Sieht so Liebe aus? "Rampage"-Regisseur Brad Peyton hält große Stücke auf seinen Hauptdarsteller.
Sieht so Liebe aus? "Rampage"-Regisseur Brad Peyton hält große Stücke auf seinen Hauptdarsteller. (©Frank Masi/Warner Bros. Entertainment Inc. and RatPac-Dune Entertainment LLC 2018)

Es hat die letzten Jahre wirklich den Anschein, als würde Dwayne Johnson alles vergolden, was er berührt. "Rampage"-Regisseur Brad Peyton sicherte sich über die Jahre auch etwas von dem Goldstaub, der dabei abfällt, und erklärt den Hünen kurzerhand zu seiner Muse.

Für Peyton ist der ehemalige Wrestler ein "goldener Gott" mit "Superkräften" und "mehr Charisma als 400 Personen zusammen", wie er im Interview mit Collider hemmungslos schwärmte.
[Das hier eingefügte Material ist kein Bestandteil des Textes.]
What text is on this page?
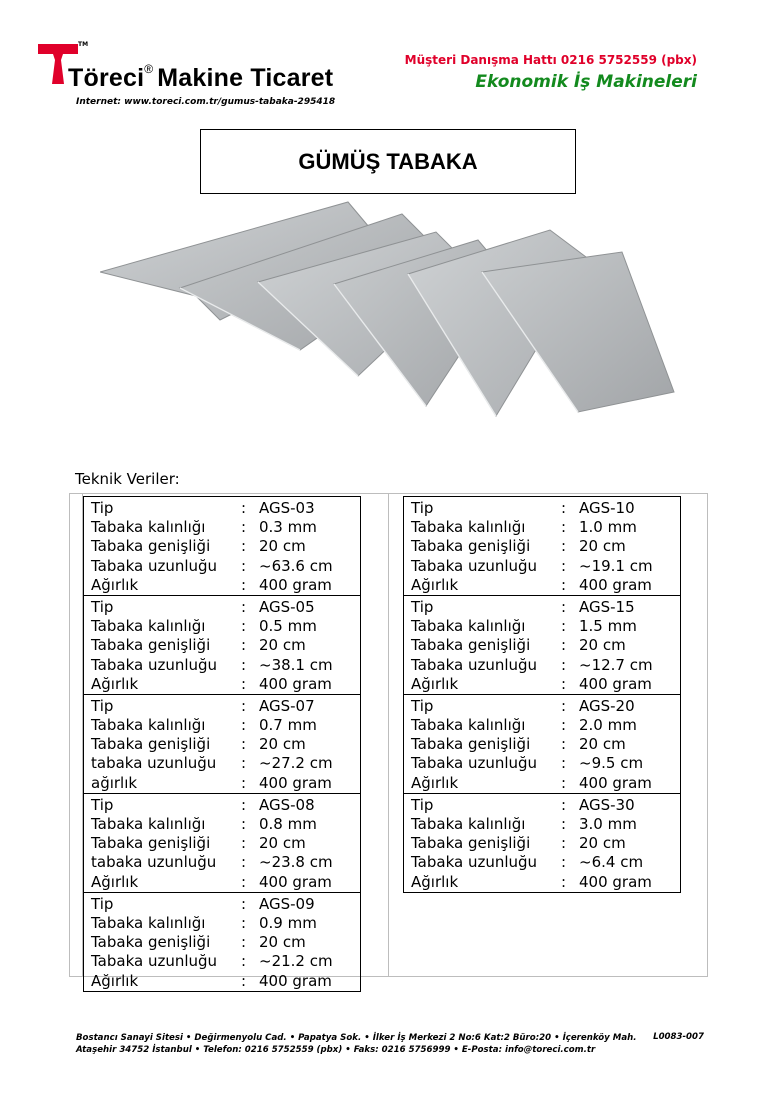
TM
Töreci® Makine Ticaret
Internet: www.toreci.com.tr/gumus-tabaka-295418
Müşteri Danışma Hattı 0216 5752559 (pbx)
Ekonomik İş Makineleri
GÜMÜŞ TABAKA
Teknik Veriler:
Tip	: AGS-03
Tabaka kalınlığı : 0.3 mm
Tabaka genişliği : 20 cm
Tabaka uzunluğu : ~63.6 cm
Ağırlık	: 400 gram
Tip	: AGS-05
Tabaka kalınlığı : 0.5 mm
Tabaka genişliği : 20 cm
Tabaka uzunluğu : ~38.1 cm
Ağırlık	: 400 gram
Tip	: AGS-07
Tabaka kalınlığı : 0.7 mm
Tabaka genişliği : 20 cm
tabaka uzunluğu : ~27.2 cm
ağırlık	: 400 gram
Tip	: AGS-08
Tabaka kalınlığı : 0.8 mm
Tabaka genişliği : 20 cm
tabaka uzunluğu : ~23.8 cm
Ağırlık	: 400 gram
Tip	: AGS-09
Tabaka kalınlığı : 0.9 mm
Tabaka genişliği : 20 cm
Tabaka uzunluğu : ~21.2 cm
Ağırlık	: 400 gram
Tip	: AGS-10
Tabaka kalınlığı : 1.0 mm
Tabaka genişliği : 20 cm
Tabaka uzunluğu : ~19.1 cm
Ağırlık	: 400 gram
Tip	: AGS-15
Tabaka kalınlığı : 1.5 mm
Tabaka genişliği : 20 cm
Tabaka uzunluğu : ~12.7 cm
Ağırlık	: 400 gram
Tip	: AGS-20
Tabaka kalınlığı : 2.0 mm
Tabaka genişliği : 20 cm
Tabaka uzunluğu : ~9.5 cm
Ağırlık	: 400 gram
Tip	: AGS-30
Tabaka kalınlığı : 3.0 mm
Tabaka genişliği : 20 cm
Tabaka uzunluğu : ~6.4 cm
Ağırlık	: 400 gram
Bostancı Sanayi Sitesi • Değirmenyolu Cad. • Papatya Sok. • İlker İş Merkezi 2 No:6 Kat:2 Büro:20 • İçerenköy Mah.
Ataşehir 34752 İstanbul • Telefon: 0216 5752559 (pbx) • Faks: 0216 5756999 • E-Posta: info@toreci.com.tr
L0083-007
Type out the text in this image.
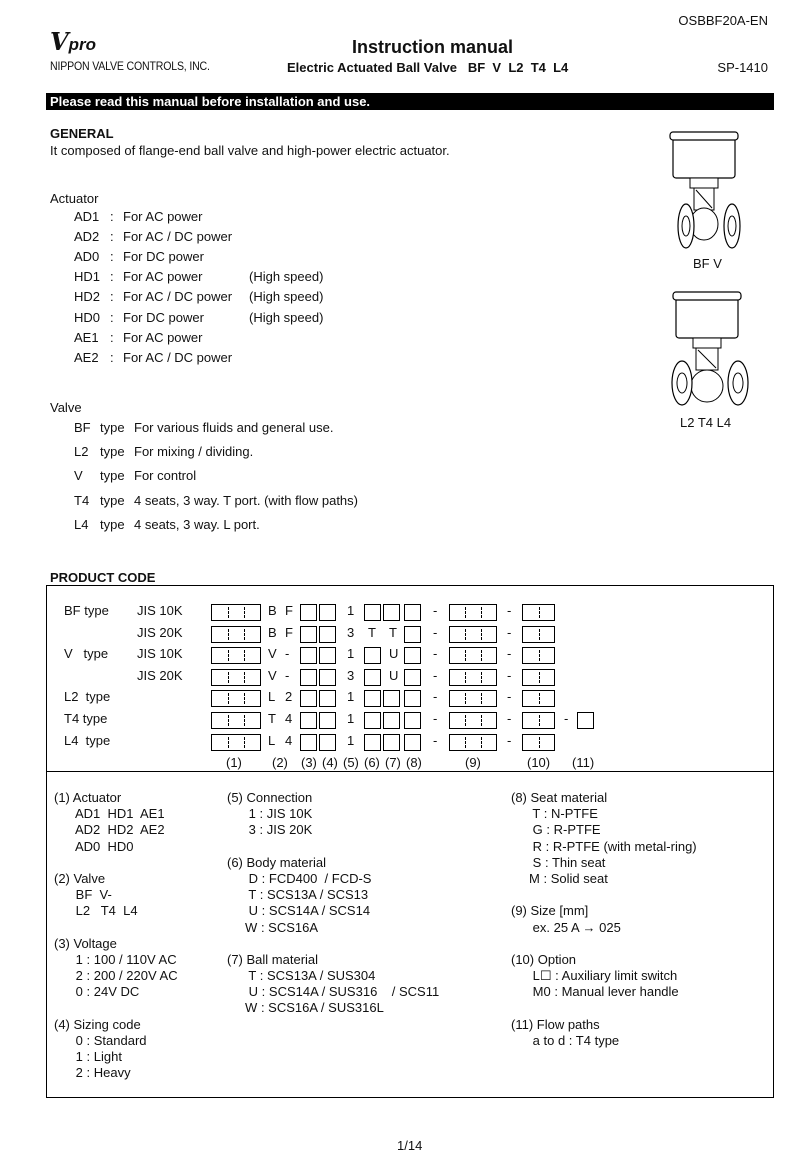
OSBBF20A-EN
Vpro
NIPPON VALVE CONTROLS, INC.
Instruction manual
Electric Actuated Ball Valve   BF  V  L2  T4  L4	SP-1410
Please read this manual before installation and use.
GENERAL
It composed of flange-end ball valve and high-power electric actuator.
Actuator
AD1 : For AC power
AD2 : For AC / DC power
AD0 : For DC power
HD1 : For AC power	(High speed)
HD2 : For AC / DC power (High speed)
HD0 : For DC power	(High speed)
AE1 : For AC power
AE2 : For AC / DC power
Valve
BF type For various fluids and general use.
L2 type For mixing / dividing.
V type For control
T4 type 4 seats, 3 way. T port. (with flow paths)
L4 type 4 seats, 3 way. L port.
BF V
L2 T4 L4
PRODUCT CODE
BF type JIS 10K	B F	1	-	-
JIS 20K	B F	3 T T	-	-
V   type JIS 10K	V -	1	U	-	-
JIS 20K	V -	3	U	-	-
L2  type	L 2	1	-	-
T4 type	T 4	1	-	-	-
L4  type	L 4	1	-	-
(1) (2) (3) (4) (5) (6) (7) (8)	(9)	(10) (11)
(1) Actuator
AD1  HD1  AE1
AD2  HD2  AE2
AD0  HD0
(2) Valve
BF  V-
L2   T4  L4
(3) Voltage
1 : 100 / 110V AC
2 : 200 / 220V AC
0 : 24V DC
(4) Sizing code
0 : Standard
1 : Light
2 : Heavy
(5) Connection
1 : JIS 10K
3 : JIS 20K
(6) Body material
D : FCD400  / FCD-S
T : SCS13A / SCS13
U : SCS14A / SCS14
W : SCS16A
(7) Ball material
T : SCS13A / SUS304
U : SCS14A / SUS316    / SCS11
W : SCS16A / SUS316L
(8) Seat material
T : N-PTFE
G : R-PTFE
R : R-PTFE (with metal-ring)
S : Thin seat
M : Solid seat
(9) Size [mm]
ex. 25 A → 025
(10) Option
L☐ : Auxiliary limit switch
M0 : Manual lever handle
(11) Flow paths
a to d : T4 type
1/14
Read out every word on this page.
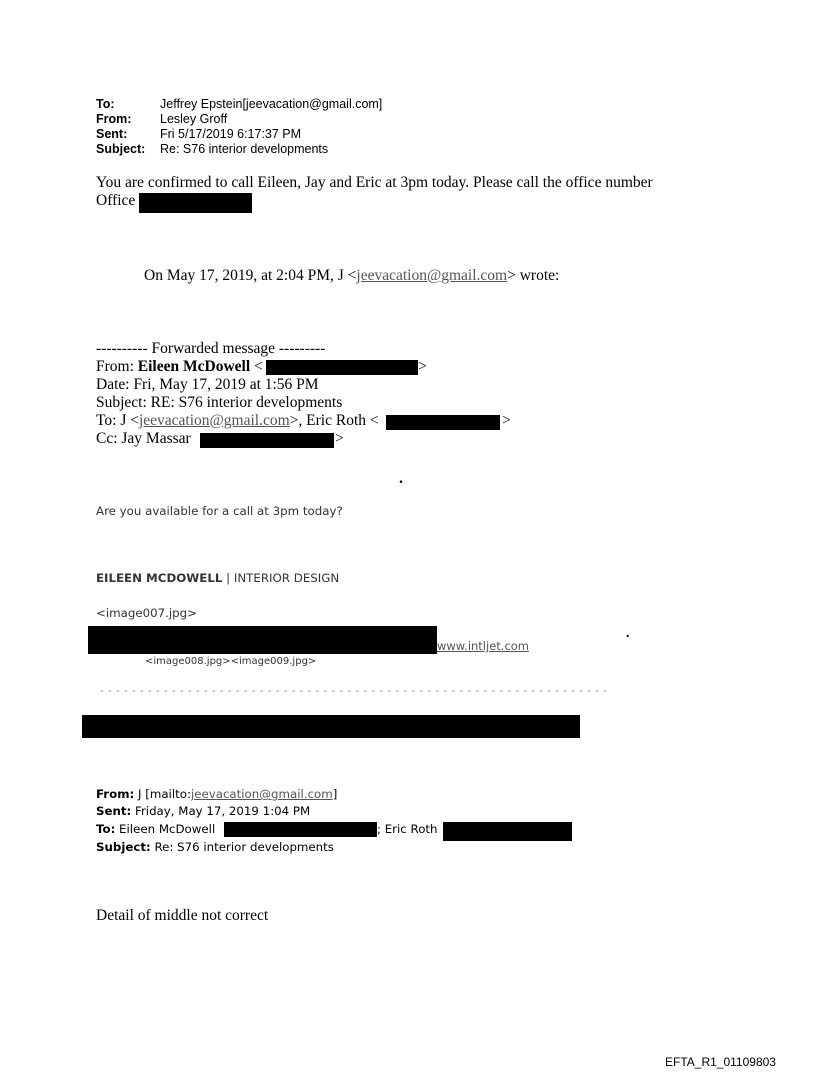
To:	Jeffrey Epstein[jeevacation@gmail.com]
From: Lesley Groff
Sent:	Fri 5/17/2019 6:17:37 PM
Subject: Re: S76 interior developments
You are confirmed to call Eileen, Jay and Eric at 3pm today. Please call the office number
Office
On May 17, 2019, at 2:04 PM, J <jeevacation@gmail.com> wrote:
---------- Forwarded message ---------
From: Eileen McDowell <	>
Date: Fri, May 17, 2019 at 1:56 PM
Subject: RE: S76 interior developments
To: J <jeevacation@gmail.com>, Eric Roth <	>
Cc: Jay Massar	>
.
Are you available for a call at 3pm today?
EILEEN MCDOWELL | INTERIOR DESIGN
<image007.jpg>
www.intljet.com
.
<image008.jpg><image009.jpg>
- - - - - - - - - - - - - - - - - - - - - - - - - - - - - - - - - - - - - - - - - - - - - - - - - - - - - - - - - - - - - - - -
From: J [mailto:jeevacation@gmail.com]
Sent: Friday, May 17, 2019 1:04 PM
To: Eileen McDowell	; Eric Roth
Subject: Re: S76 interior developments
Detail of middle not correct
EFTA_R1_01109803
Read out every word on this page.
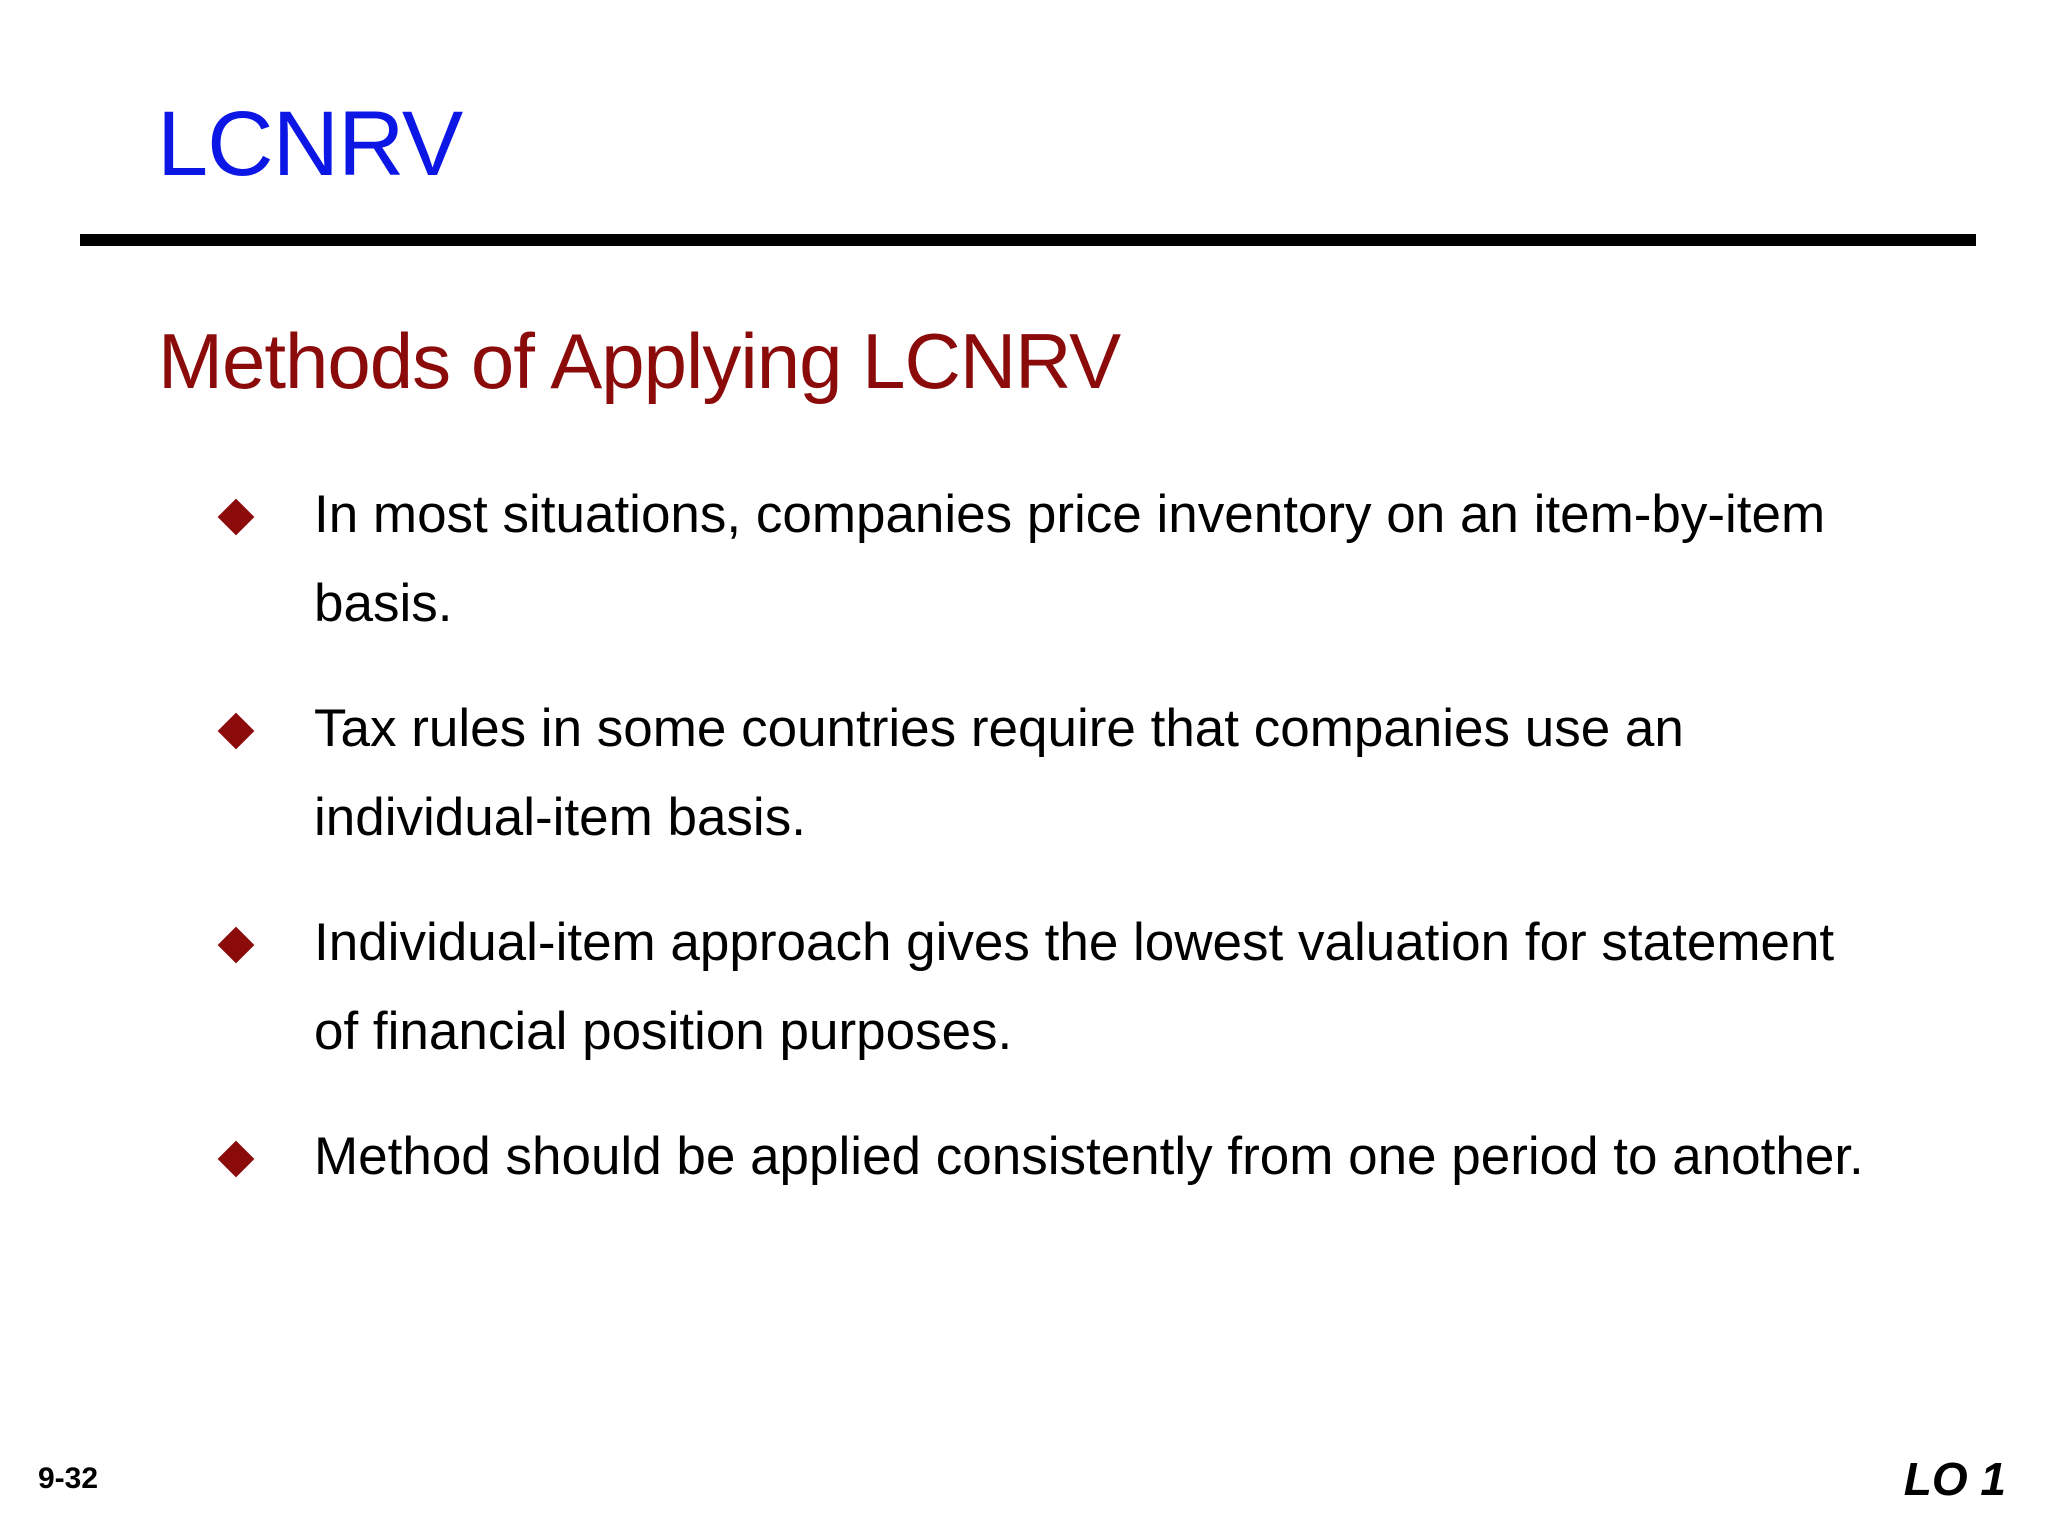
LCNRV
Methods of Applying LCNRV
In most situations, companies price inventory on an item-by-item basis.
Tax rules in some countries require that companies use an individual-item basis.
Individual-item approach gives the lowest valuation for statement of financial position purposes.
Method should be applied consistently from one period to another.
9-32	LO 1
Regisseur und Johnson machen sich gegenseitig besser

"Rampage" ist nach "Die Reise zur geheimnisvollen Insel" und "San Andreas" schon die dritte Zusammenarbeit von Peyton mit Johnson, doch zumindest der Regisseur wirkt nach all der Zeit noch wie frisch verliebt in seinen Hauptdarsteller. "Er ist ein wirklich guter, fleißiger Mensch, dessen Herz am richtigen Platz ist und der einen Überfluss an Talent besitzt", begeisterte sich Peyton.

Und die Beziehung der beiden mag manches Liebespärchen neidisch machen, denn: "Was schlussendlich so toll daran ist, wenn wir zusammenkommen, ist, dass ich das Gefühl habe, dass wir uns gegenseitig besser machen." Auch fühlt sich Peyton in besonderer Weise mit Johnson verbunden, da beide sich aus ärmlichen Verhältnissen hochgearbeitet haben. Schon mit 21 dachte sich der Regisseur: "Von allen Stars auf der Welt würde ich mich mit ihm am besten verstehen."

"Rampage": Charisma und Storytelling Hand in Hand

Die wunderbare Beziehung käme auch der gemeinsamen Arbeit zugute. Dank Johnsons "Movie-Star-Charisma", das mehr als 400-mal so stark sei wie das Normalsterblicher, seiner Furchtlosigkeit und seinem Glauben an sich selbst liebten die Zuschauer ihn einfach. Deshalb kaufen sie ihm auch ab, dass er die Welt retten kann. Gepaart mit Peytons Storytelling wird das Endprodukt "größer als die Summe ihrer Teile". "Ich bin sehr glücklich darüber, dass wir so arbeiten."

Kinostart
Wie die Johnson-Muse ihre Magie spielen lässt, erfahren wir ab dem 10. Mai, wenn "Rampage – Big meets Bigger" in den Kinos anläuft.